Frances Beinecke, president of the environmental group Natural Resources Defense Council, told the Senate panel the situation will get worse if Congress doesn’t move on TSCA.

“States will continue to act in the face of inaction at the national level while public trust in the safety of numerous products will continue to decline. That prospect should be enough to keep everyone at the table until a deal can be reached” to recast TSCA, Beinecke said.

In addition to requests for federal safety determinations on chemicals, the Senate panel heard other ideas about reform from Lynn R. Goldman, who oversaw the TSCA program at EPA during the Clinton Administration.

“We now have the science of green chemistry, which didn’t exist in 1976,” the year TSCA was signed into law, Goldman said. A rewritten statute could reward companies that develop new substances that are alternatives to more toxic ones, she said.

Congress should consider incorporating internationally developed chemical management strategies into a rewrite of TSCA, said Goldman, dean of the George Washington University School of Public Health & Health Services.

One strategy is the Globally Harmonized System of Classification & Labeling of Chemicals, which was designed to facilitate international trade, she said. This system includes standardized cautionary statements and symbols for properties such as flammability, corrosivity, and ecotoxicity.

Another is a 2006 agreement, the Strategic Approach to International Chemicals Management, Goldman said. This accord consists of guidelines—crafted with input from governments, industry, and citizen groups—for the safe manufacture, transportation, use, and disposal of chemicals.

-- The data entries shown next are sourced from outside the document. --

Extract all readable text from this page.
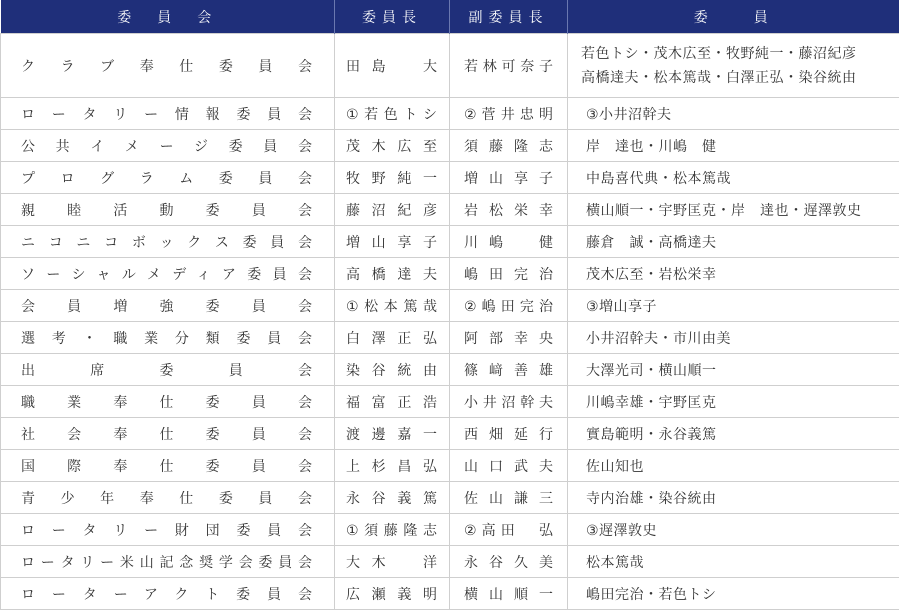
委　員　会	委員長	副委員長	委　　員
クラブ奉仕委員会	田島　大	若林可奈子	若色トシ・茂木広至・牧野純一・藤沼紀彦
高橋達夫・松本篤哉・白澤正弘・染谷統由

ロータリー情報委員会	①若色トシ	②菅井忠明	③小井沼幹夫

公共イメージ委員会	茂木広至	須藤隆志	岸　達也・川嶋　健

プログラム委員会	牧野純一	増山享子	中島喜代典・松本篤哉

親睦活動委員会	藤沼紀彦	岩松栄幸	横山順一・宇野匡克・岸　達也・遅澤敦史

ニコニコボックス委員会	増山享子	川嶋　健	藤倉　誠・高橋達夫

ソーシャルメディア委員会	高橋達夫	嶋田完治	茂木広至・岩松栄幸

会員増強委員会	①松本篤哉	②嶋田完治	③増山享子

選考・職業分類委員会	白澤正弘	阿部幸央	小井沼幹夫・市川由美

出席委員会	染谷統由	篠﨑善雄	大澤光司・横山順一

職業奉仕委員会	福富正浩	小井沼幹夫	川嶋幸雄・宇野匡克

社会奉仕委員会	渡邊嘉一	西畑延行	實島範明・永谷義篤

国際奉仕委員会	上杉昌弘	山口武夫	佐山知也

青少年奉仕委員会	永谷義篤	佐山謙三	寺内治雄・染谷統由

ロータリー財団委員会	①須藤隆志	②高田　弘	③遅澤敦史

ロータリー米山記念奨学会委員会	大木　洋	永谷久美	松本篤哉

ローターアクト委員会	広瀬義明	横山順一	嶋田完治・若色トシ
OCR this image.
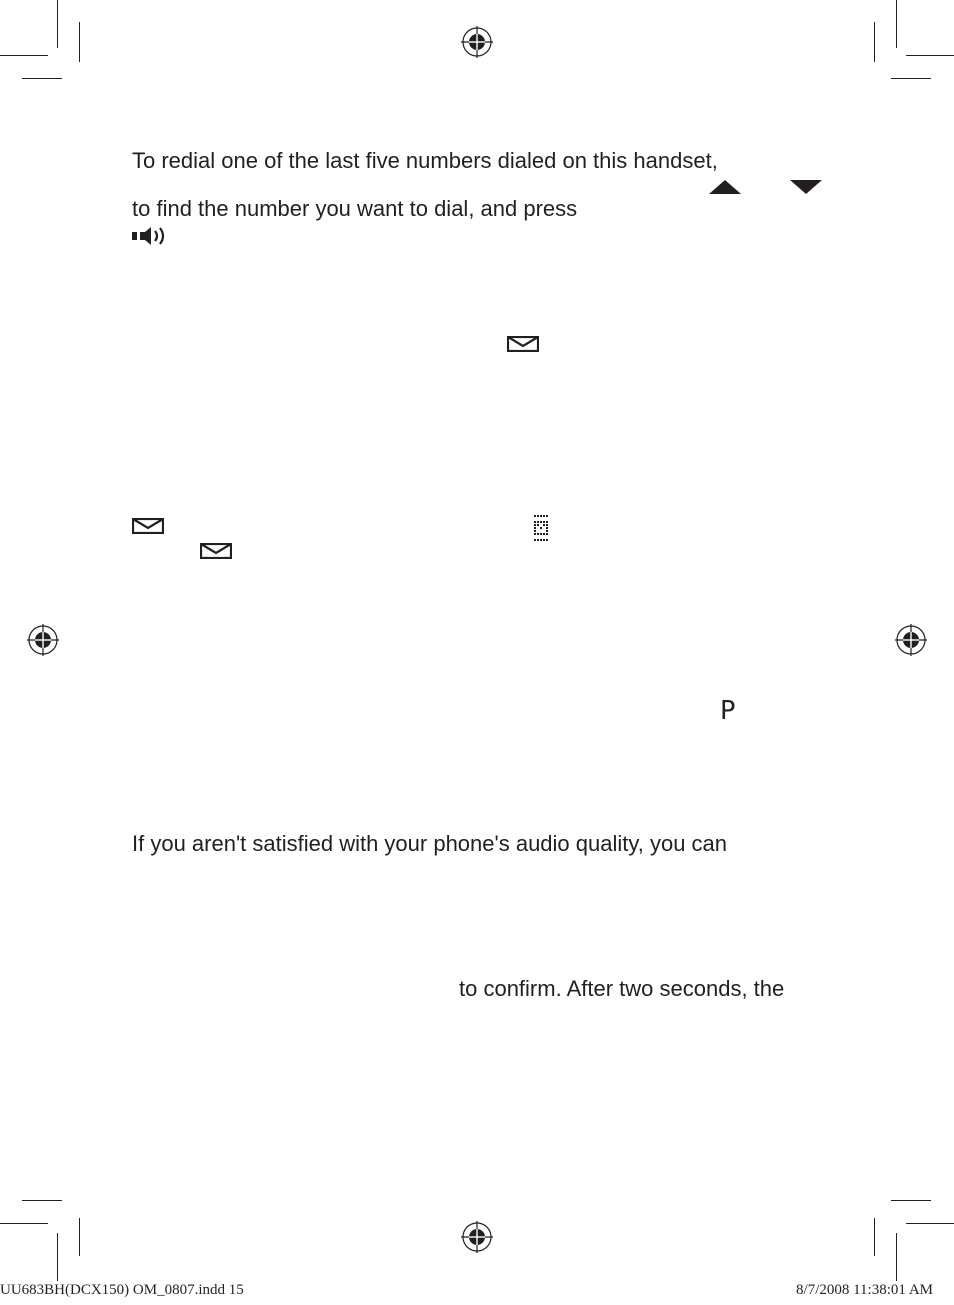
To redial one of the last five numbers dialed on this handset,
to find the number you want to dial, and press
P
If you aren't satisfied with your phone's audio quality, you can
to confirm. After two seconds, the
UU683BH(DCX150) OM_0807.indd 15	8/7/2008 11:38:01 AM
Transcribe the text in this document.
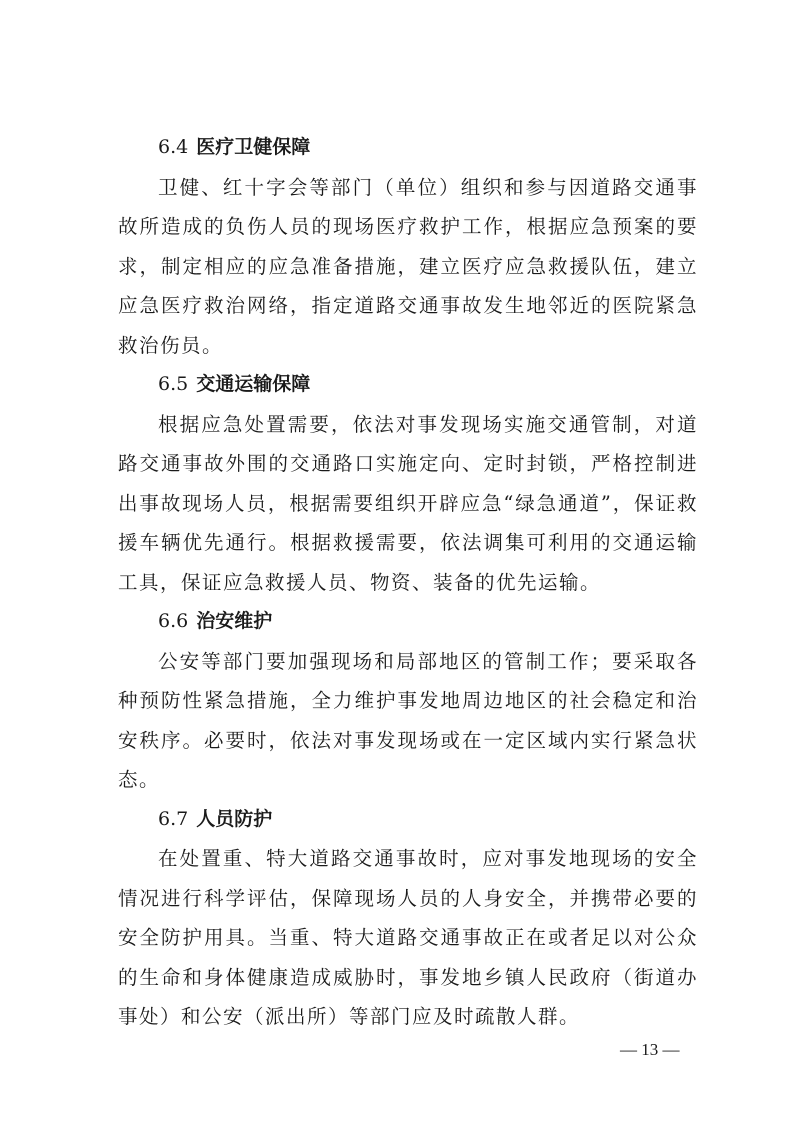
6.4 医疗卫健保障

卫健、红十字会等部门（单位）组织和参与因道路交通事故所造成的负伤人员的现场医疗救护工作，根据应急预案的要求，制定相应的应急准备措施，建立医疗应急救援队伍，建立应急医疗救治网络，指定道路交通事故发生地邻近的医院紧急救治伤员。

6.5 交通运输保障

根据应急处置需要，依法对事发现场实施交通管制，对道路交通事故外围的交通路口实施定向、定时封锁，严格控制进出事故现场人员，根据需要组织开辟应急“绿急通道”，保证救援车辆优先通行。根据救援需要，依法调集可利用的交通运输工具，保证应急救援人员、物资、装备的优先运输。

6.6 治安维护

公安等部门要加强现场和局部地区的管制工作；要采取各种预防性紧急措施，全力维护事发地周边地区的社会稳定和治安秩序。必要时，依法对事发现场或在一定区域内实行紧急状态。

6.7 人员防护

在处置重、特大道路交通事故时，应对事发地现场的安全情况进行科学评估，保障现场人员的人身安全，并携带必要的安全防护用具。当重、特大道路交通事故正在或者足以对公众的生命和身体健康造成威胁时，事发地乡镇人民政府（街道办事处）和公安（派出所）等部门应及时疏散人群。

— 13 —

As it revises TSCA, Congress should also include language for the U.S. to implement the Stockholm Convention, a global treaty to restrict and eliminate persistent organic pollutants, Goldman said.

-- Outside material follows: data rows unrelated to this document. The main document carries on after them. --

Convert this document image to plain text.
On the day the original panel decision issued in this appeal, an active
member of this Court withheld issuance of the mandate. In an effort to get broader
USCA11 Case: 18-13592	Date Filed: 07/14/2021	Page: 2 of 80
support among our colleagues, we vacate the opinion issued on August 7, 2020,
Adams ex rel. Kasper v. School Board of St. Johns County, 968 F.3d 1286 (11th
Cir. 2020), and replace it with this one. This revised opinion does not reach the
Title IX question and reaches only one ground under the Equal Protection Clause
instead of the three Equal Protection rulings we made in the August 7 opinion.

Amid the calls for reform, Johanns, the Nebraska senator who served as secretary of agriculture under President George W. Bush, asked witnesses to describe the parts of TSCA that work well.

Dooley and Goldman endorsed the section of TSCA that governs the introduction of new chemicals into the U.S. market. Under it, EPA generally has 90 days to review an application for manufacturing or importing a new substance.

Under TSCA, the agency pioneered the use of structure-activity relationships to estimate the toxicity of novel compounds, Goldman pointed out. However, she said, EPA needs to upgrade its methods to include computational methods to screen new chemicals.

Sen. Frank R. Lautenberg (D-N.J.), chairman of the subcommittee, noted that demands for recasting TSCA are coming from an increasingly diverse array of interests. Faith groups are joining the chorus, Lautenberg said at the hearing. He cited a Feb. 3 joint letter supporting TSCA reform from the Episcopal Church USA, Evangelical Lutheran Church in America, National Council of Churches USA, Presbyterian Church USA, Union for Reform Judaism, United Church of Christ, and United Methodist Church.

Lautenberg said he sees an opportunity to get TSCA reform legislation passed within two years. Lautenberg has long championed overhaul of this law, introducing bills in 2005, 2008, and 2010. He said he will work with Republicans “to develop a risk-based system—built on sound science—that protects health and allows companies to continue to thrive.”

Whether freshmen Johanns and Boozman will be convinced to join Lautenberg’s effort isn’t clear. But the possibility exists, especially because the New Jersey Democrat has gained support from a powerful member of the GOP.

Sen. James M. Inhofe of Oklahoma, the top Republican on the full Environment & Public Works Committee, pledged to work with Lautenberg to develop a TSCA reform bill “based on the best available science, one that protects human health, and one that balances the need to protect jobs and economic growth.”